A three-dimensional printed electromembrane extraction device for capillary electrophoresis

Abstract

A concentric electromembrane extraction preconcentration device was designed and fabricated using fused deposition modelling 3D printing. The device consisted of a hemispherical electrode sample vial printed from a filament of conductive polylactic acid (PLA), into which sat a smaller hemispherical 3D printed porous membrane acceptor vial. Application of voltage between a point-electrode placed in the center of 20 μL solution inside the acceptor vial and the electrode vial containing 1 mL of sample, enabled anion migration through the 3D printed porous material into the acceptor solution.

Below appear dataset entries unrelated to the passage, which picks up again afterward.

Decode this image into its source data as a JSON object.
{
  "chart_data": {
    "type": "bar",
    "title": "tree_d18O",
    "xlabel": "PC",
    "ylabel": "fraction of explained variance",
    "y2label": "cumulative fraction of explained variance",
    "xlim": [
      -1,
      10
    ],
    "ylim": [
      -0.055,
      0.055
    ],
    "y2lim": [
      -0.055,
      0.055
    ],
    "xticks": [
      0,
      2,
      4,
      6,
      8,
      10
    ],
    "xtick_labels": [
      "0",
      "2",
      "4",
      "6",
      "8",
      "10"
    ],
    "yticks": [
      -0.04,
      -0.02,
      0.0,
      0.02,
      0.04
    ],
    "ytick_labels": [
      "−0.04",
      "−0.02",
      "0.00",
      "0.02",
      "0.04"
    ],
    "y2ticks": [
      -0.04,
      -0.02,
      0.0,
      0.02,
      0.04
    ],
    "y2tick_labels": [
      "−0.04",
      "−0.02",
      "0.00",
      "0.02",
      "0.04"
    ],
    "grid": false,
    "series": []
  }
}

Electromembrane extraction was proved using fluorescein for imaging of the extraction process, with preconcentration rates of 0.833 μM/sec at 120 V with close to 95% recovery. The performance of the fabricated porous 3D printed device was evaluated for the preconcentration of anions from water prior to capillary electrophoresis detection. Preconcentration factors ranging between 36–44 were obtained for chloride, nitrate, perchlorate and sulfate, while a lower performance was observed for weaker acids as fluoride and phosphate (3–4). The limit of detection (LOD) was determined to be 0.16 μM, 0.18 μM and 0.18 μM for NO3−, ClO4− and SO42- respectively. The extraction and quantitation of ions from a soil slurry without filtration, namely NO3− and SO42- content was determined to be 0.24 and 0.03 mmol/100 g of soil, respectively which are values in the range of those typically reported in soil samples.